Thursday, May 19, 2016

Jamala

Recently, a young woman who calls herself Jamala won Eurovision 2016 with a song called 1944. Here are the lyrics and links to video clips: http://lyricstranslate.com/en/jamala-1944-lyrics.html.

The song angered the Russians though it referred to her great-grandmother's deportation some 70 years ago. At the time, Stalin felt that Crimean Tatars might be disloyal and deported all of them to Central Asia. Members of Jamala's family had fought for the Soviets. This deportation echoes, for me, the earlier deportations of Poles from the eastern parts of Poland after the Soviets had invaded Poland while allied to Nazi Germany. In both cases, those being deported were treated inhumanely. Jamala's great-grandmother's daughters died during transport and her body was disposed of "like garbage" (https://en.wikipedia.org/wiki/Jamala). Again, Poles suffered similar treatment. Hence, it does not seem surprising that there was support for this entrant among those that has also experienced similar treatment.

Susanna Jamaladinova was born in what is now Kyrgyzstan After the deportation of her father's family from Crimea in 1944 (https://en.wikipedia.org/wiki/Jamala). Her family then returned to Crimea, though her parents had to divorce in order for her Armenian mother to buy a house in Crimea since Tatars were not allowed to own property in Crimea during Soviet times.

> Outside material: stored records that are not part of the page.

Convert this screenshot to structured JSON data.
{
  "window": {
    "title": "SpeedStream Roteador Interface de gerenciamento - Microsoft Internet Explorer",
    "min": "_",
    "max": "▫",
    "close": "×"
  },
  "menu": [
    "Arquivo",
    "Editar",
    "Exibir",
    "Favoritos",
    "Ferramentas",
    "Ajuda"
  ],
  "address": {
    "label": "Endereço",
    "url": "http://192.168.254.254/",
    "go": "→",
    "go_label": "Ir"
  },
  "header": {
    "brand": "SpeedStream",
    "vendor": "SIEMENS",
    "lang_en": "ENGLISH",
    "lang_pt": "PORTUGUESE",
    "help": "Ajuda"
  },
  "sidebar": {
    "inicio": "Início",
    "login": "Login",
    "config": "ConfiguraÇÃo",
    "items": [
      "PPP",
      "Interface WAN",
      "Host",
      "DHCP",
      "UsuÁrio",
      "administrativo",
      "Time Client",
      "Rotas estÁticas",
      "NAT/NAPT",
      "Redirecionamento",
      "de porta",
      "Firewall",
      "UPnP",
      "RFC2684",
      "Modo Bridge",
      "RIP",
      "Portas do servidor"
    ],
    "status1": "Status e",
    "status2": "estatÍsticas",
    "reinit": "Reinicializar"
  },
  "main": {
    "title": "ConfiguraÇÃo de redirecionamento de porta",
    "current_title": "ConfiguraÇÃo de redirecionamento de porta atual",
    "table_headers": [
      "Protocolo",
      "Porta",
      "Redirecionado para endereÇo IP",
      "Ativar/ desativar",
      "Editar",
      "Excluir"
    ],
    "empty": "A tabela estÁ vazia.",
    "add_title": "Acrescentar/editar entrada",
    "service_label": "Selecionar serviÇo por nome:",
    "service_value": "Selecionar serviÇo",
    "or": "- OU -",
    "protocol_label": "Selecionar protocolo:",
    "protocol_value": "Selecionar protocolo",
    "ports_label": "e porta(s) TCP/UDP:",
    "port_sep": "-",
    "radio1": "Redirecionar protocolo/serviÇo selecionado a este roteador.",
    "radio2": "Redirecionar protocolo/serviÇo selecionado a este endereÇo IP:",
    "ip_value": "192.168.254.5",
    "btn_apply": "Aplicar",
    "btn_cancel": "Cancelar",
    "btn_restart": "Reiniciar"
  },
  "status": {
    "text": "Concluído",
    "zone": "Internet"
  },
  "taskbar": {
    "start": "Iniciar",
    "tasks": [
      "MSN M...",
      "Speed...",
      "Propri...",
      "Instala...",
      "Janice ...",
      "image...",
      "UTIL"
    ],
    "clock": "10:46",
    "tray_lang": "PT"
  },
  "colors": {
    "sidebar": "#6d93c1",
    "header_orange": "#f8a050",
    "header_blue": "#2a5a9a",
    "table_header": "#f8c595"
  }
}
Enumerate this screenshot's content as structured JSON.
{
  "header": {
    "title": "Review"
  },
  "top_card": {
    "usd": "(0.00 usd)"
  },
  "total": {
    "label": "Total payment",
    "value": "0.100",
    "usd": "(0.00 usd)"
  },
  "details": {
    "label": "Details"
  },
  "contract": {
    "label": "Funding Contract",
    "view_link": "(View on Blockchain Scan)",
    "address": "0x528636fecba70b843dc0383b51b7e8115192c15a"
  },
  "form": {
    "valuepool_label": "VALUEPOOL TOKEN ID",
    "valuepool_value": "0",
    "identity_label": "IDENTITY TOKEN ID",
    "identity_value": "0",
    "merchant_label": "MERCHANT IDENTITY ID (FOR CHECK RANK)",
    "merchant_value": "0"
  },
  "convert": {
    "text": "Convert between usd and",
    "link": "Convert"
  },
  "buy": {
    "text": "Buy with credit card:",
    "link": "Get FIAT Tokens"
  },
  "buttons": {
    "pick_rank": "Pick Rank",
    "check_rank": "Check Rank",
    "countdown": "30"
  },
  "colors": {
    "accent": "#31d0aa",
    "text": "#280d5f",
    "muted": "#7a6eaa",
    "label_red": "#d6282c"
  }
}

Since the breakup of the Soviet Union, more Tatars had returned to Crimea, and many were unhappy with Russian annexation (http://www.telegraph.co.uk/tv/2016/05/11/jamalas-ukraine-eurovision-song-stirs-up-russia/). To Russia, Jamala's song seems also to refer to the recent annexation of Crimea by Russia, yet the title and lyrics seem to refer to the earlier deportation (http://lyricstranslate.com/en/jamala-1944-lyrics.html). Russia has even proposed reinstituting Intervision to counter Eurovision (http://www.telegraph.co.uk/tv/2016/05/11/jamalas-ukraine-eurovision-song-stirs-up-russia/).

Like the dismantling of the gulags (http://blog.victimsofcommunism.org/perm-36-erasing-the-gulags/), the avoidance of discussion of the deportation of the Poles and Tatars and others to gulags or labor camps is not a solution. The memories will live on in the stories told to relatives and will resurface in songs such as 1944 and other ways of memorializing the victims. Yet, the world should remember that many of the victims were Russians, who are still caught in the forced silence, without a way to openly remember their families, as Stalin is rehabilitated as a hero. There is an ongoing effort to rewrite this history.

Thank you, Jamala, for putting at least part of it front and center.